I posted a link to the original St. Jody Day post back in 2009 (the first official St. Jody Day) on Facebook and Twitter. It is here. Go catch up, and then come back.  I think in the 4 years since then, we have learned a few things and we should add more items to the list of ways to celebrate.

Therefore, on what would have been my 20th wedding anniversary if, say, I had remained married the last four years (oops) I declare an update to the St. Jody Day rules!
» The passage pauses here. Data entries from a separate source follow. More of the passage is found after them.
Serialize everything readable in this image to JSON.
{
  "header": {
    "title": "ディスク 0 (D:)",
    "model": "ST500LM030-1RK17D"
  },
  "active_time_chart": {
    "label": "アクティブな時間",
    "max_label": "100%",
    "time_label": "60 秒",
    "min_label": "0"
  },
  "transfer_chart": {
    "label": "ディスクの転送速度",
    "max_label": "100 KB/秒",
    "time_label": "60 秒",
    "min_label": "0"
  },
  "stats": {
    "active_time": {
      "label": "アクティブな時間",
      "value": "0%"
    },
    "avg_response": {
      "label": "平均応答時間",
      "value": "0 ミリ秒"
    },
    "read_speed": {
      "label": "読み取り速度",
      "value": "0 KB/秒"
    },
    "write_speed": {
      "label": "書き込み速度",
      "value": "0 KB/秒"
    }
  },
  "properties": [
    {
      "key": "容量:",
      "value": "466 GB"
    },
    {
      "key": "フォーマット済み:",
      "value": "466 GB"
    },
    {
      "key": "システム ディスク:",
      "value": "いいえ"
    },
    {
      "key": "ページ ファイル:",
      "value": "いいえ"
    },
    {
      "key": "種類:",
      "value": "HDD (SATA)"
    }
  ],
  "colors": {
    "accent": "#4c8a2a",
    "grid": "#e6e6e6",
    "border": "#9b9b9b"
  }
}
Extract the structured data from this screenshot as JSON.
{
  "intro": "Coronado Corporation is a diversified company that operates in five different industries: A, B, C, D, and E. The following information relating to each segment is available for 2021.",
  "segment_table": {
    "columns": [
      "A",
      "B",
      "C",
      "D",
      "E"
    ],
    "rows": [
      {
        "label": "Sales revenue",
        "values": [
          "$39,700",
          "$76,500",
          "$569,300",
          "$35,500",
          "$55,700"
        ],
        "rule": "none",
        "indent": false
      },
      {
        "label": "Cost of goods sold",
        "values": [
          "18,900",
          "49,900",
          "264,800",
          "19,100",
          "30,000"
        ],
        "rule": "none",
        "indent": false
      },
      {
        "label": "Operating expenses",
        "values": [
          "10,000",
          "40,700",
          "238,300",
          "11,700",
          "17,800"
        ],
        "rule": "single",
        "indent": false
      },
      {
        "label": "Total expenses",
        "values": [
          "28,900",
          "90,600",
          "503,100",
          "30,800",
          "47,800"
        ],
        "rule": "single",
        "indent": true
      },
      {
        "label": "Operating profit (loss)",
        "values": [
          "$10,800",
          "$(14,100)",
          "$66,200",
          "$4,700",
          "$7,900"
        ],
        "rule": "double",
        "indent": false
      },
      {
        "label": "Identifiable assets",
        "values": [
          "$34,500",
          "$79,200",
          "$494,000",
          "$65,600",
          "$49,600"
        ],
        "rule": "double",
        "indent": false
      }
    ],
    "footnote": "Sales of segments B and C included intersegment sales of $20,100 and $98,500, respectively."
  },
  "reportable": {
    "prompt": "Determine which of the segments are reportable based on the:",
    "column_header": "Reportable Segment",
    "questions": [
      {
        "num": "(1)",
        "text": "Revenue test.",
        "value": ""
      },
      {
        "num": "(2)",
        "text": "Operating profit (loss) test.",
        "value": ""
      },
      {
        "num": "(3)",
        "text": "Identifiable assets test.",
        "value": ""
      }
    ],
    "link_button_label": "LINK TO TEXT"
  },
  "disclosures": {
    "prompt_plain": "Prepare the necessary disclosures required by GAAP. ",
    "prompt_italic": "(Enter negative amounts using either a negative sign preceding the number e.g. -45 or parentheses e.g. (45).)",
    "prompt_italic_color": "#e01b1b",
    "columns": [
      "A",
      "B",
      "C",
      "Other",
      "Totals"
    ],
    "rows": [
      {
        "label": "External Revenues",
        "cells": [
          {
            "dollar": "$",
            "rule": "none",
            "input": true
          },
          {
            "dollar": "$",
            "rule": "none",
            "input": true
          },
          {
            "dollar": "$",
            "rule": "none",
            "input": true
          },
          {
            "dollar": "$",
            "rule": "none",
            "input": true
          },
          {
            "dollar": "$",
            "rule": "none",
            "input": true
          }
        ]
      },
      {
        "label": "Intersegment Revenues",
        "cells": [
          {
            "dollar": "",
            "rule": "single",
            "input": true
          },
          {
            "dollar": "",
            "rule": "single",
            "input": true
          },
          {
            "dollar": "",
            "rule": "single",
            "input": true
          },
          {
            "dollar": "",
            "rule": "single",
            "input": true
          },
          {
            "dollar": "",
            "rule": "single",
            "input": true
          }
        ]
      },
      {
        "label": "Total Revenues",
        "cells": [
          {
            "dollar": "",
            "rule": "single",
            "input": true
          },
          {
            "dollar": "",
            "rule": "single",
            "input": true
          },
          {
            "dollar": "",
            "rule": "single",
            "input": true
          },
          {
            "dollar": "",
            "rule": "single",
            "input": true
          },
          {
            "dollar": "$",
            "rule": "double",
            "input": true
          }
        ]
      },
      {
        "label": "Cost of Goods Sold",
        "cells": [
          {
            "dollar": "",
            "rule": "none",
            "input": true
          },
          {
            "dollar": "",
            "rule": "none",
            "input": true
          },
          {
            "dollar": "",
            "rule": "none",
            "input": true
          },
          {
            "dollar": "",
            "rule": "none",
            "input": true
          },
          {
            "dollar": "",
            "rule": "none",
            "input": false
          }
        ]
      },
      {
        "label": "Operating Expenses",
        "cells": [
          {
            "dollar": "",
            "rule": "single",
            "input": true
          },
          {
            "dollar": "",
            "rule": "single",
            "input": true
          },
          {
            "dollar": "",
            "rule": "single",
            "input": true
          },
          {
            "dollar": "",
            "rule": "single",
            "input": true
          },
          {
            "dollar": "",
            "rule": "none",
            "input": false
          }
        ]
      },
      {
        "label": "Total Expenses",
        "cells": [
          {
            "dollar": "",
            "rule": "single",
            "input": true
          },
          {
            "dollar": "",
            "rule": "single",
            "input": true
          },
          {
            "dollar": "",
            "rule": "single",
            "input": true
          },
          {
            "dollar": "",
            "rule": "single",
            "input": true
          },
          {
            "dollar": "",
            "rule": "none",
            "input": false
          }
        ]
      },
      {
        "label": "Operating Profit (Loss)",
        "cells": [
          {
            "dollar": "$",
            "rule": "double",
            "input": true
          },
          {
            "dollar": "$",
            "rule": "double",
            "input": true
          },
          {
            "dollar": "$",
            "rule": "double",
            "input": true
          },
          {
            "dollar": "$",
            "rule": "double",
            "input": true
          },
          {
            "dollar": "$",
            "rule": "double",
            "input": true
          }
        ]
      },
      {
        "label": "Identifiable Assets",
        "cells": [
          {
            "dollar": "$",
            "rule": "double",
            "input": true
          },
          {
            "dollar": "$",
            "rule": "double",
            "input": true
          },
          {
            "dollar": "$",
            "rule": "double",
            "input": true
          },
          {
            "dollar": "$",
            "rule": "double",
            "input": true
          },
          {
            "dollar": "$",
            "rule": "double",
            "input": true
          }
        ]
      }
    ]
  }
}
6. The wearing of the tiara. You don’t have a tiara? Well, there are malls all over the world. Most of them should have a tiara store. Look near the yacht store.
7. The plugging in of twinkle lights. Don’t have twinkle lights? And you call yourself my friend? I HOARD twinkle lights. But I’m not sharing. If you have a fake Christmas tree, put it up and turn it on. There is no excuse.
8. The faving and RTing of my work on Twitter. For goodness’ sake, people, why do I only have 425 followers? And why am I not more popular? On St. Jody Day, you’d better bust out the big guns and make me feel loved!
9. The slurping of mai tais and ice cream. My darling cousin Jacqui and her darling husband Ron helped me celebrate my first St. Jody Day by taking me to a chinese buffet, followed by ice cream at Kimball’s in Westford MA. Two mai tais during dinner guaranteed I would have to be carried to the window to order my ice cream. You may choose to limit yourself to one mai tai, but get an extra scoop on your cone.

Is that enough? Never, but I don’t want to overwhelm the newbies. I think this St. Jody Day will be legendary.